At this time last year, I had a Valentine: We met online, during a bought of loneliness over the holidays that prompted me to sign up for a free trial on EHarmony. He was someone I dreamt up, a mere figment of my imagination.
We were wrapped in our own little romantic bubble, with him showering me with the attention I so craved. At the time, it'd been a year since ending my last relationship and after all the reading and reflecting and writing, I was ready for love, and in my lovelorn eyes, I projected this perfect being unto a boy that was merely willing.
We had one of those first dates where in reflection you can't remember exactly what was said, what the conversation was, what details were exchanged because you're so enamored, so excited about the prospect of falling in love that you fail to listen. And all you can recall are those little moments that made your heart jump, because in the end you're not there to really get to know this man because you've already projected all of your dreams unto him and you're just there to fall in love. I remember my heart skipping the first time he mentioned the future, and how he couldn't wait for me to meet such and such, and take me to do this and that--and the first time he uttered, "We."

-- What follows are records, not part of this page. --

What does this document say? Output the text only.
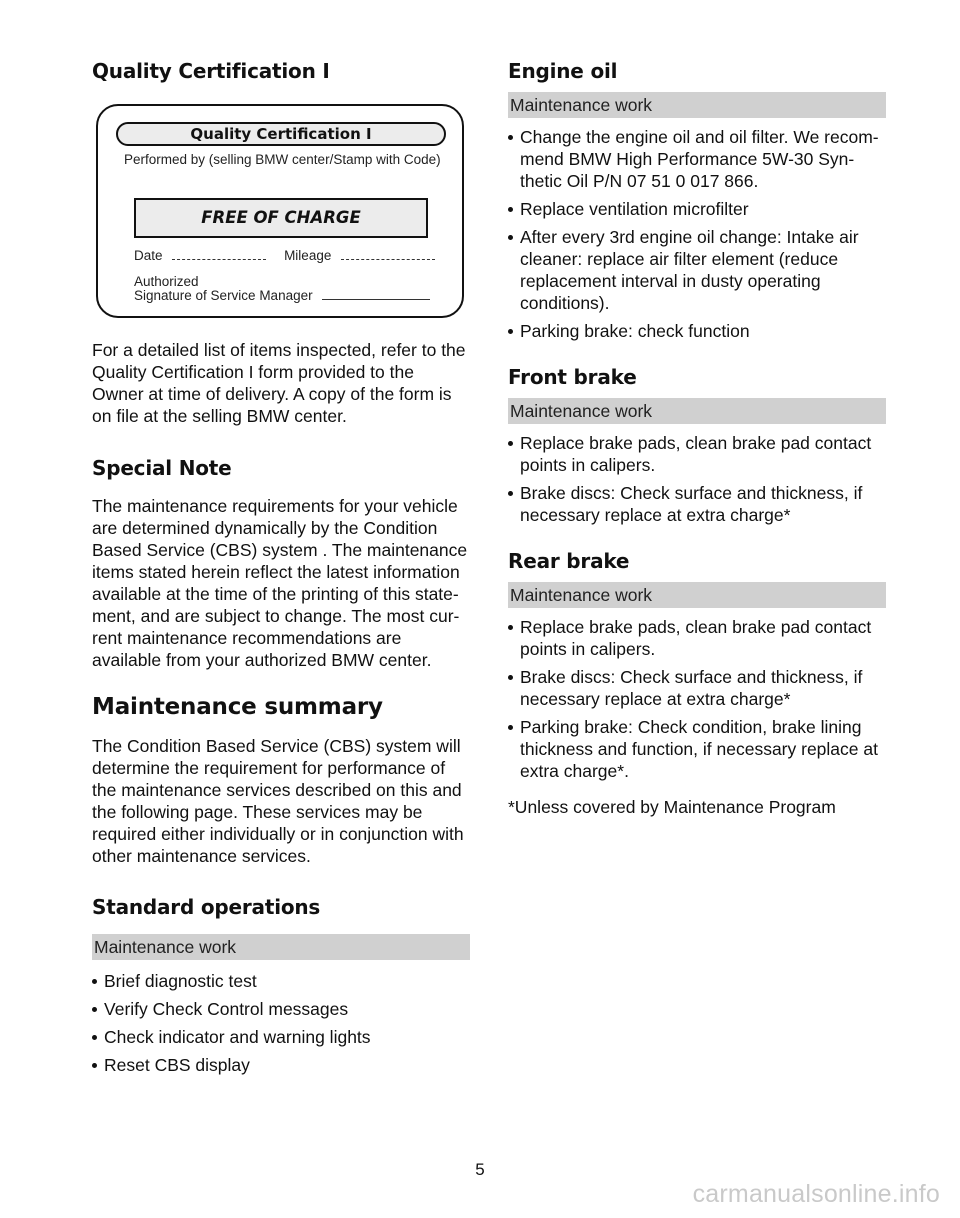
Quality Certification I
Quality Certification I
Performed by (selling BMW center/Stamp with Code)
FREE OF CHARGE
Date	Mileage
Authorized
Signature of Service Manager

For a detailed list of items inspected, refer to the
Quality Certification I form provided to the
Owner at time of delivery. A copy of the form is
on file at the selling BMW center.

Special Note

The maintenance requirements for your vehicle
are determined dynamically by the Condition
Based Service (CBS) system . The maintenance
items stated herein reflect the latest information
available at the time of the printing of this state-
ment, and are subject to change. The most cur-
rent maintenance recommendations are
available from your authorized BMW center.

Maintenance summary

The Condition Based Service (CBS) system will
determine the requirement for performance of
the maintenance services described on this and
the following page. These services may be
required either individually or in conjunction with
other maintenance services.

Standard operations
Maintenance work
Brief diagnostic test
Verify Check Control messages
Check indicator and warning lights
Reset CBS display
Engine oil
Maintenance work
Change the engine oil and oil filter. We recom-
mend BMW High Performance 5W-30 Syn-
thetic Oil P/N 07 51 0 017 866.
Replace ventilation microfilter
After every 3rd engine oil change: Intake air
cleaner: replace air filter element (reduce
replacement interval in dusty operating
conditions).
Parking brake: check function
Front brake
Maintenance work
Replace brake pads, clean brake pad contact
points in calipers.
Brake discs: Check surface and thickness, if
necessary replace at extra charge*
Rear brake
Maintenance work
Replace brake pads, clean brake pad contact
points in calipers.
Brake discs: Check surface and thickness, if
necessary replace at extra charge*
Parking brake: Check condition, brake lining
thickness and function, if necessary replace at
extra charge*.

*Unless covered by Maintenance Program

5
carmanualsonline.info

I remember how lucky I felt to have someone there, who was available, who held my hand and wanted to do nothing but spend time with me. And then after six blissful weeks, reality seeped into that cocoon of infatuation we spun together, or rather I spun all on my own, and the "we" that he so naturally uttered fell apart.
It would take me months to gain perspective on that relationship. It was far from love and closer to the excitement and jitters and goosebump-inducing infatuation one experiences when they're merely in love with love--and not so much the actual person you're supposedly in love with.

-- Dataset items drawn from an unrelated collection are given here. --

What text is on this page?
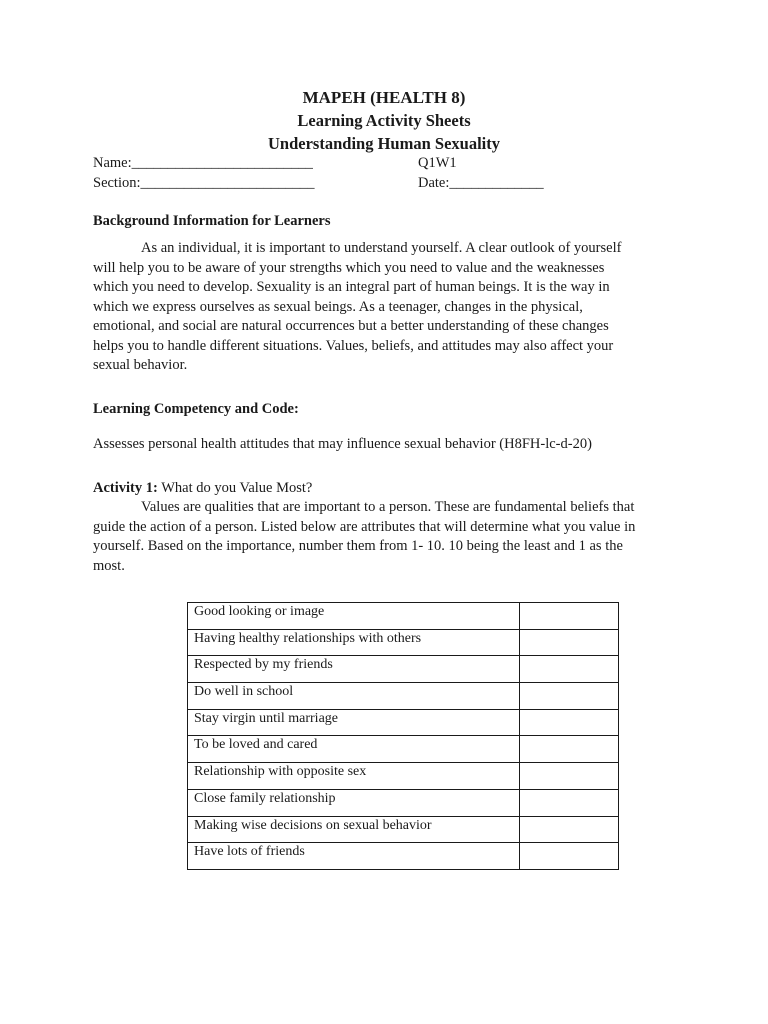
MAPEH (HEALTH 8)
Learning Activity Sheets
Understanding Human Sexuality
Name:_________________________	Q1W1
Section:________________________	Date:_____________
Background Information for Learners
As an individual, it is important to understand yourself. A clear outlook of yourself
will help you to be aware of your strengths which you need to value and the weaknesses
which you need to develop. Sexuality is an integral part of human beings. It is the way in
which we express ourselves as sexual beings. As a teenager, changes in the physical,
emotional, and social are natural occurrences but a better understanding of these changes
helps you to handle different situations. Values, beliefs, and attitudes may also affect your
sexual behavior.
Learning Competency and Code:
Assesses personal health attitudes that may influence sexual behavior (H8FH-lc-d-20)
Activity 1: What do you Value Most?
Values are qualities that are important to a person. These are fundamental beliefs that
guide the action of a person. Listed below are attributes that will determine what you value in
yourself. Based on the importance, number them from 1- 10. 10 being the least and 1 as the
most.
Good looking or image	
Having healthy relationships with others	
Respected by my friends	
Do well in school	
Stay virgin until marriage	
To be loved and cared	
Relationship with opposite sex	
Close family relationship	
Making wise decisions on sexual behavior	
Have lots of friends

At that relationship's end, I vowed that I would be more cautious with whom I let into my world, into my heart...and I bundled myself back into that solitary cocoon of books and movies and writing...until I read something that urged me to go back "out there."
It was my first night back "out there" that I crossed paths with the man who would challenge my idea of what love and a real relationship could be. He was what I was waiting for. His name would turn out to be Aaron--and those walls that I built up, the ones I said I would make the next man take down brick by brick, slowly crashed down so naturally.
He didn't only help me understand what unconditional love was, but he willingly allowed me turn him into a character that I would continue to write about. And for this, above all, I will be eternally grateful.
Now, me and the dreamt-up man from Valentine's Day past are just neighbors, the kind that randomly bump into one another from time to time while walking on 14th Street, the kind that promise to catch up over coffee, but never do. I pass his apartment everyday on my morning crosstown commute, but the memory of our courtship rarely crosses my mind.
But this afternoon while sitting on the M14, I looked over at his building and saw him sitting on his fire escape. It was then that I realized that without those blissful six weeks I spent with him and the subsequent sudden breakup, I probably would have never met Aaron, and started this blog about love...the one that I rushed home to after spotting him to write about the time I met this guy online, who was once my Valentine.